Normatively, the uncritical acceptance of mantras about judicial neutrality is a weakness on display throughout. Thorson overrelies on literature that assumes a priori a sublime disinterestedness in CC judges, who in democratising countries are supposed to cure all disputes between the departments of government while safeguarding the constitution from atop Mount Olympus. Equally, however, it does not follow that CCs “serve [...] self-interested politicians who seek to use the rules to increase their own power ... [and who] opt to sustain constitutional courts because they act as arbiter of disputes and a guarantor of the rules of the game” (pp 5-6). This motive cannot possibly be sufficiently explanatory; strategic motives may be found that weigh both for and against delegating power to CCs. Moreover, this literature leaves out of account too many interesting questions like: Why would anybody believe that a third-party arbiter will be neutral? and (if the delegators foresee that the arbiters will not be neutral) Why do they still prefer such a solution?, given that they cannot predict on which side of the winner-loser divide that is inevitably produced by judicialisation of politics they will find themselves in future.
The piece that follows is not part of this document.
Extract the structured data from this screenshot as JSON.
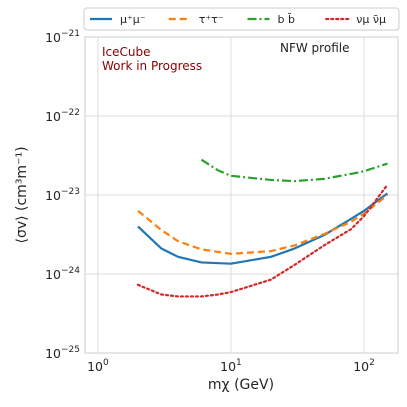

The axiomatic claim that “Russia fits this pattern” (p.6), i.e. the pattern suggested by the literature, is also worrisome if it hints that the author has merely sought confirmatory evidence for a deductive hypothesis.
This book is well written and researched, affording a fascinating glimpse into the evolution of Russian constitutionalism; even if the theorisation as such is of limited value – the expectations are boilerplate deductions from rational choice, the self-interest of politicians explains the design and consolidation of CC power, and so on. Much rational choice reasoning tends to tautology: political actors are purely self-interested, therefore it is pure self-interest that holds up the judiciary. It is an approach that comes at the expense of less easily deducible factors that have recently been emerging as causative, such as the beliefs of institutional designers; the dis-engagement (if not the outright dormancy) of parliaments at the point of institutionalisation; the legal-political culture, which can determine the behaviour of both judges and politicians; even power relations between political party bosses and their backbenchers. A less paradigmatic research design could have discovered a fuller spectrum of causes. Nevertheless, Thorson’s work is a significant contribution to our knowledge of the current status of the judiciary in the former Soviet space.